The background to the underlying dispute is summarised briefly in this Court’s earlier decision and we will not repeat it here.[3] It is sufficient to record that Parker Cowan issued proceedings on behalf of Malley & Co for the recovery of their legal fees and have acted for the firm ever since. In the course of those proceedings (which Gendall J resolved in favour of Malley & Co), Mr Burgess:
(a)advised the Court that he had concerns about Parker Cowan representing Malley & Co at the hearing on the basis that they had been involved in the “reckless and malicious use of a civil proceeding”.[4] However, ultimately Mr Burgess did not pursue his objection to Mr Parker’s appearance;[5] and
(b)purported to outline a claim against Parker Cowan. As the claim had not been pursued in any formal way, Gendall J dismissed it.[6]
In addition, at some point Mr Burgess attempted to issue a witness summons against a member of Parker Cowan to give evidence at the hearing.
[3]At [1]–[4].
[4]Malley & Co v Burgess [2016] NZHC 907 at [12].
[5]At [14]–[15].
[6]At [73]–[74].
Parker Cowan continued to act for Malley & Co on the appeal against Gendall J’s judgment. It was in that context that Mr Burgess applied to the Court of Appeal for an order that Parker Cowan be removed as the firm’s legal representatives. The Court of Appeal dismissed the application in the following terms:[7]
The threshold for removal of a party’s chosen representative is a high one and this Court will not countenance such applications being used for tactical or delaying reasons. The mere fact Mr Burgess chooses to make an allegation without proper evidential foundation is obviously not of itself enough. As regards the witness summons, we note that in any event any evidence a member of Parker Cowan could have given that was not already part of the record might well be covered by solicitor-client privilege.
[7]Burgess (CA), above n 1, at [9] (footnote omitted).

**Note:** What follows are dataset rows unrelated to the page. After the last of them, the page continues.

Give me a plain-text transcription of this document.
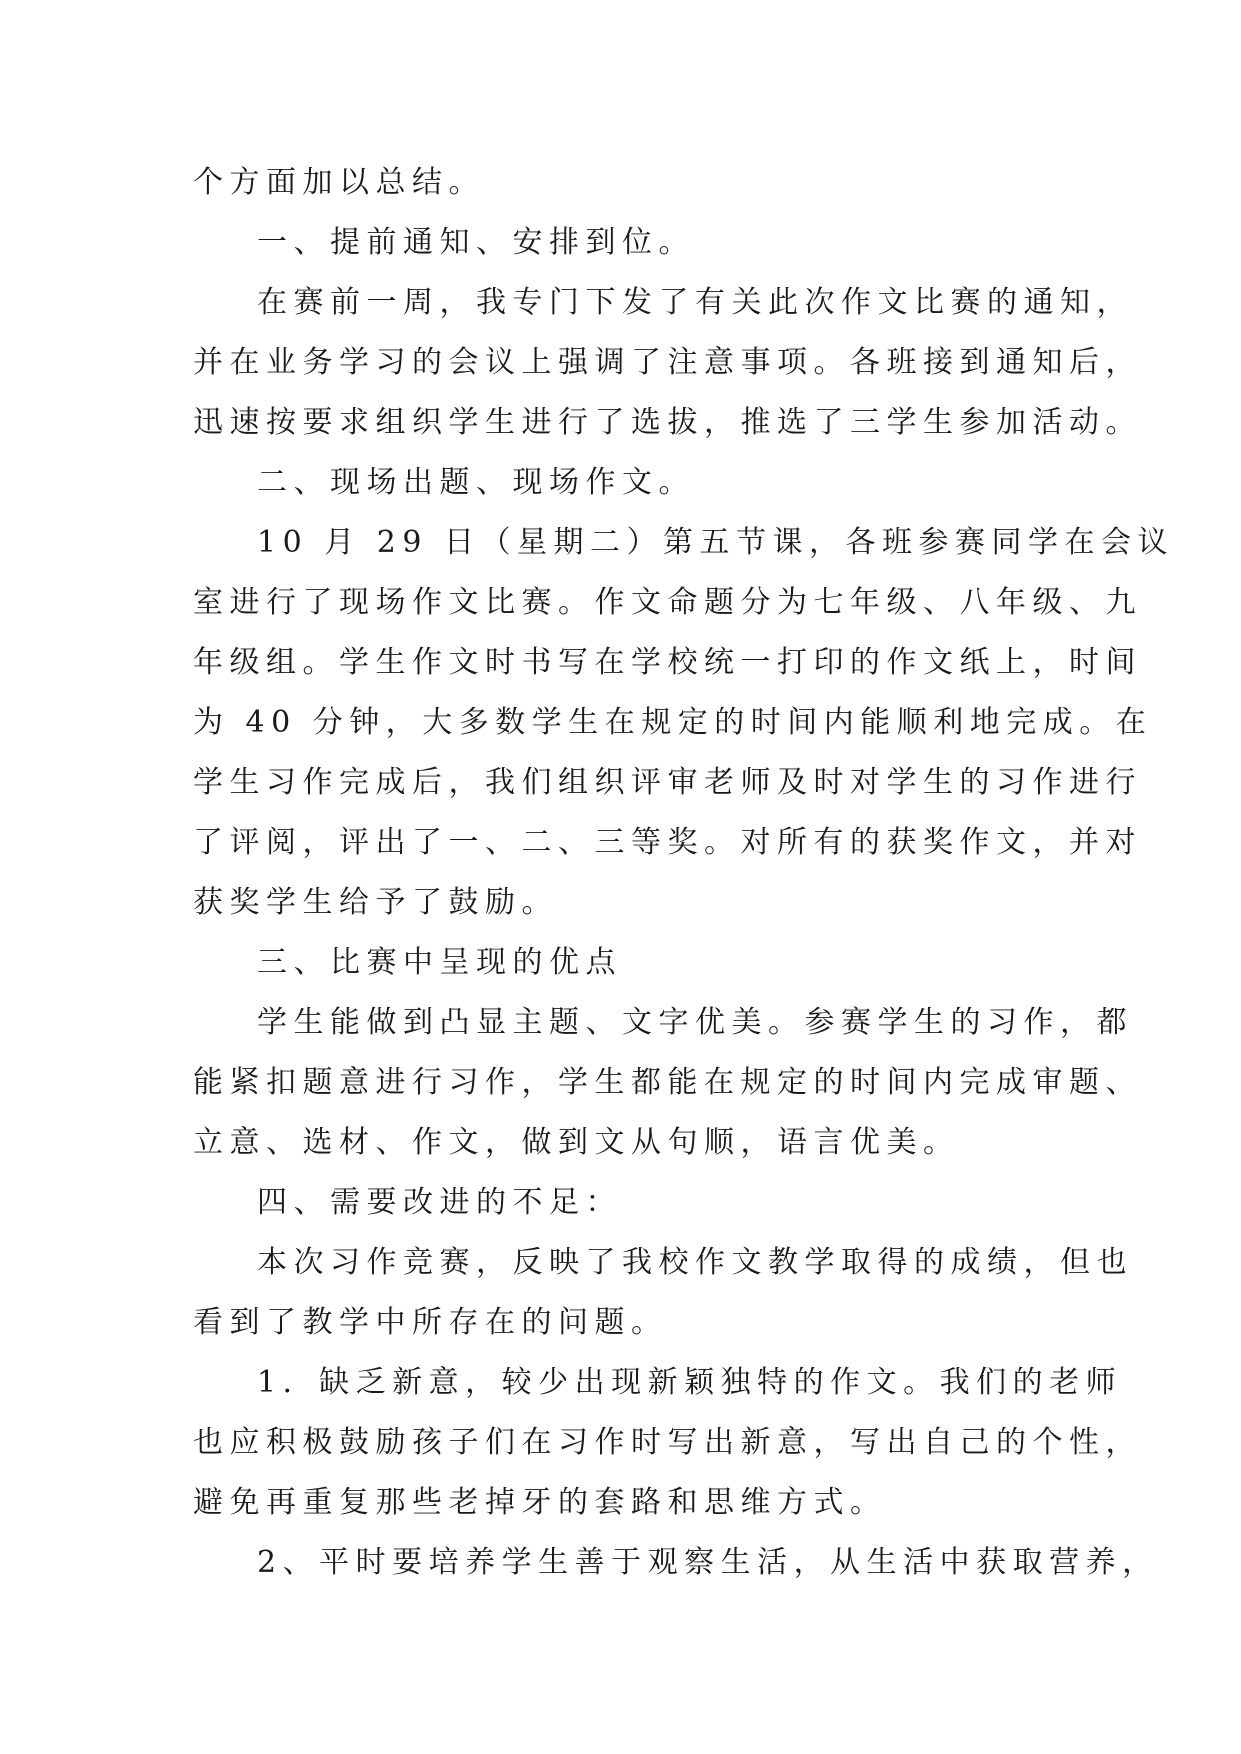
个方面加以总结。
一、提前通知、安排到位。
在赛前一周，我专门下发了有关此次作文比赛的通知，
并在业务学习的会议上强调了注意事项。各班接到通知后，
迅速按要求组织学生进行了选拔，推选了三学生参加活动。
二、现场出题、现场作文。
10 月 29 日（星期二）第五节课，各班参赛同学在会议
室进行了现场作文比赛。作文命题分为七年级、八年级、九
年级组。学生作文时书写在学校统一打印的作文纸上，时间
为 40 分钟，大多数学生在规定的时间内能顺利地完成。在
学生习作完成后，我们组织评审老师及时对学生的习作进行
了评阅，评出了一、二、三等奖。对所有的获奖作文，并对
获奖学生给予了鼓励。
三、比赛中呈现的优点
学生能做到凸显主题、文字优美。参赛学生的习作，都
能紧扣题意进行习作，学生都能在规定的时间内完成审题、
立意、选材、作文，做到文从句顺，语言优美。
四、需要改进的不足：
本次习作竞赛，反映了我校作文教学取得的成绩，但也
看到了教学中所存在的问题。
1．缺乏新意，较少出现新颖独特的作文。我们的老师
也应积极鼓励孩子们在习作时写出新意，写出自己的个性，
避免再重复那些老掉牙的套路和思维方式。
2、平时要培养学生善于观察生活，从生活中获取营养，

Nothing in the submissions made by Mr Burgess casts doubt on the correctness of this analysis. The application raises no arguable point of public or general importance nor does it appear to involve any risk of a substantial miscarriage of justice. In these circumstances the application must be dismissed.
The application for leave to appeal is dismissed. The applicant must pay the respondent costs of $2,500.